Richardson appeals from his conviction for failure to report for a physical examination in violation of 50 U.S.C. App. § 462. Trial was to the court, which found Richardson not guilty on a second count of failure to report for induction. We affirm.

Appellant challenges on hearsay grounds the admissibility of a stamped entry, “Failed to Report,” on the minute sheet of his Selective Service file. The entry was admissible under 28 U.S.C. § 1733(a). United States v. Hudson,. 479 F.2d 251 (9th Cir. 1972); United States v. Grans, 472 F.2d 597 (9th Cir. 1972).

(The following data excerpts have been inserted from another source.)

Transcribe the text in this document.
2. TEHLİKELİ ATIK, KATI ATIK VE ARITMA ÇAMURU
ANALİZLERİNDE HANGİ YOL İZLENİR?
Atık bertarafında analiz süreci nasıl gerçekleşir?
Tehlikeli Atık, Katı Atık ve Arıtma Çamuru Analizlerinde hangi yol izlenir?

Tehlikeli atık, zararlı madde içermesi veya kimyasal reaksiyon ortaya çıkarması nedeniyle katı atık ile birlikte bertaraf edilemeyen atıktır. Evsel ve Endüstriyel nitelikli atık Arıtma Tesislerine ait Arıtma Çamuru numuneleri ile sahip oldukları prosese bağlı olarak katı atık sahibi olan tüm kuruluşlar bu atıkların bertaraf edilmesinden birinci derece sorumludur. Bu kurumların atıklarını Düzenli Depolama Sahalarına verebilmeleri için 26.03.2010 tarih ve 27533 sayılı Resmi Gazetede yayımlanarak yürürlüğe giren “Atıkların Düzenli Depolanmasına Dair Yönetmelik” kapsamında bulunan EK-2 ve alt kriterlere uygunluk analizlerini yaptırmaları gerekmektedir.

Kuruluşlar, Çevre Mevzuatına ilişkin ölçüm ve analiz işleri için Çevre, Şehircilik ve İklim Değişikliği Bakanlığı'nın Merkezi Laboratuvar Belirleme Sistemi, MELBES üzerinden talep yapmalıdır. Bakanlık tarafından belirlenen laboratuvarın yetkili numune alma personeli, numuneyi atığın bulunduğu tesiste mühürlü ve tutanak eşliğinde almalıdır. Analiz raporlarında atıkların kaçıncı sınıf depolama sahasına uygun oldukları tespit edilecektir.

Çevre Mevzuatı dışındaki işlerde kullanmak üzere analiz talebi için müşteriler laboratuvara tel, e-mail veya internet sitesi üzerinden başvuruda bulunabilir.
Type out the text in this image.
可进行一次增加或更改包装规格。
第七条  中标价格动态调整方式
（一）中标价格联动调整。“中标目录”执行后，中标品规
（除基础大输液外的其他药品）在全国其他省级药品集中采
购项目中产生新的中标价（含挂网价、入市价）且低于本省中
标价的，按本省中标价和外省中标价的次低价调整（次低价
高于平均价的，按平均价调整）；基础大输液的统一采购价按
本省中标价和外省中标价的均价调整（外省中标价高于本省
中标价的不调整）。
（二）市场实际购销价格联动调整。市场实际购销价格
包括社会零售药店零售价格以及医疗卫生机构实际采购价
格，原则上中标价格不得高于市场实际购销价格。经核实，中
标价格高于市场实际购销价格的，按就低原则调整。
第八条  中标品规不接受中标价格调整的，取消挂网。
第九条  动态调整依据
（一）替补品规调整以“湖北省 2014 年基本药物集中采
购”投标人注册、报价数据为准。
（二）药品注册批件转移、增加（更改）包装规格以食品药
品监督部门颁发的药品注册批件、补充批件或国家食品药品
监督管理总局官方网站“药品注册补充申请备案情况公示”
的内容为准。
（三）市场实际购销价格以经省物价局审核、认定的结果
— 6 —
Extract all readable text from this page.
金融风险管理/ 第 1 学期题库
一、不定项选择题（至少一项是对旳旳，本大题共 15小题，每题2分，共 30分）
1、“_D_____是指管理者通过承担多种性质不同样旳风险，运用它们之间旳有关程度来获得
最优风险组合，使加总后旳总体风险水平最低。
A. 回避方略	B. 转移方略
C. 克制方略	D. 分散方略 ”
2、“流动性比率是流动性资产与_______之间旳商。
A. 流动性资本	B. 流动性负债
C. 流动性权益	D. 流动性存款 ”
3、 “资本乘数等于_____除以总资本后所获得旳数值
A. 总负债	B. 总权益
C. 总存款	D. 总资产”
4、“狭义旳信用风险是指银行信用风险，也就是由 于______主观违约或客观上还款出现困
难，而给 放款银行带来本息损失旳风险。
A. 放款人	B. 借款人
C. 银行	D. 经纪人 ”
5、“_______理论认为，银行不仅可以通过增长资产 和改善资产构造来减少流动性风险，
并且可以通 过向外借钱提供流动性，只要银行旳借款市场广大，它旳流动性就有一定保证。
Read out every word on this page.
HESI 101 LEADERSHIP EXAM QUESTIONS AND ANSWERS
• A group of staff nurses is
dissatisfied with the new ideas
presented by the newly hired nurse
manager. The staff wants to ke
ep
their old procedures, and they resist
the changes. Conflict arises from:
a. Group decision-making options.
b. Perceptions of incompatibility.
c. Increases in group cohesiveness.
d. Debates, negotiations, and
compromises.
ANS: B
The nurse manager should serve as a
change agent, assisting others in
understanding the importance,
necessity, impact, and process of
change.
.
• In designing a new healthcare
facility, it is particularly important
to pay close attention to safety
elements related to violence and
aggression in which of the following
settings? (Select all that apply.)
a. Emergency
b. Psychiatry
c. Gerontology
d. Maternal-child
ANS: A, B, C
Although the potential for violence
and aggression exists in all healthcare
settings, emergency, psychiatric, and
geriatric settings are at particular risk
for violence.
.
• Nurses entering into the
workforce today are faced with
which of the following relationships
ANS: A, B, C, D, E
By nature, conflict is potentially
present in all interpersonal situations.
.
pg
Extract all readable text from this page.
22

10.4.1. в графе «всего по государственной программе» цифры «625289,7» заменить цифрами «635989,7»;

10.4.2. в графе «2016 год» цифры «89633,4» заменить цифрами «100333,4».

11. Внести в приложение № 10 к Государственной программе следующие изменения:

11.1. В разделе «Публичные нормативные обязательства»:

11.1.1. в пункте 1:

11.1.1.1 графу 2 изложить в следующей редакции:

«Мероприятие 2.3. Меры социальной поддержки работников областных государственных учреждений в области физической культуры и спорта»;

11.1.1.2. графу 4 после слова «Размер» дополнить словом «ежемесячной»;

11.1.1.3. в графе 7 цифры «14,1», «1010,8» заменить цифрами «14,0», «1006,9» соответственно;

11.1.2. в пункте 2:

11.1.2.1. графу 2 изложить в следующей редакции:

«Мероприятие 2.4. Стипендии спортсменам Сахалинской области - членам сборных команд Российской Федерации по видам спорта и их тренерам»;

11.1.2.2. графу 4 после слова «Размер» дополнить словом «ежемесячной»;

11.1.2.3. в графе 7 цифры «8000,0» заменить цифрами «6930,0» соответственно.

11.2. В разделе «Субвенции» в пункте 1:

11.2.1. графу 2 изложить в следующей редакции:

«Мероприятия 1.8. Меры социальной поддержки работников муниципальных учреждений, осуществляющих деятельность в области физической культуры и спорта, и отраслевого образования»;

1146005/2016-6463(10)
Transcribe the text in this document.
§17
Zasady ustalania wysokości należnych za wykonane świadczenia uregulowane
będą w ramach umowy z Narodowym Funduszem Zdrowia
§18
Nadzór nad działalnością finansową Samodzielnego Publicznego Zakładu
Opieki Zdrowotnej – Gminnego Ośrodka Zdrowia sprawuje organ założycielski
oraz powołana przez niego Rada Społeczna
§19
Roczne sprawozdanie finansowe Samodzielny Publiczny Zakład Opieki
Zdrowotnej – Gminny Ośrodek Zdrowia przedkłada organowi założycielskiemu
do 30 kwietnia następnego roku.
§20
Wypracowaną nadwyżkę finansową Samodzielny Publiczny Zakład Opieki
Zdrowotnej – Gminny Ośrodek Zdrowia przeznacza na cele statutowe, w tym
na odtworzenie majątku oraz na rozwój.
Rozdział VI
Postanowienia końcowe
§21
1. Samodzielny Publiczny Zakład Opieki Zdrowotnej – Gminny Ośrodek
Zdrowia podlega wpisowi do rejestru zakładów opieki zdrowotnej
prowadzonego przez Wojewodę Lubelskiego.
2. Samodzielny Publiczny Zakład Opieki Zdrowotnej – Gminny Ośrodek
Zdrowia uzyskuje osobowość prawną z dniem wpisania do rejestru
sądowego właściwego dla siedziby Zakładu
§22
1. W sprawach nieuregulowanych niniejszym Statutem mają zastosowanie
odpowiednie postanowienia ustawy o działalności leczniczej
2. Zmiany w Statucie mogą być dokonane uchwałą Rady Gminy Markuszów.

Appellant contends that a prima facie showing that his I-A classification was without basis in fact is a defense to a prosecution for failing to report for a preinduction physical examination. The law is to the contrary. In United States v. Heinrich, 470 F.2d 238 (9th Cir. 1972), the court, sitting en banc, held that a prima facie showing by a registrant that he is entitled to a classification other than I-A does not relieve him of the duty to report for a physical examination ordered pursuant to the existing I-A classification.

Richardson also challenges the sufficiency of the evidence to sustain his conviction. Appellant chose not to offer any evidence in his defense. Under these circumstances, with the Selective Service file entry in evidence, the proof was sufficient.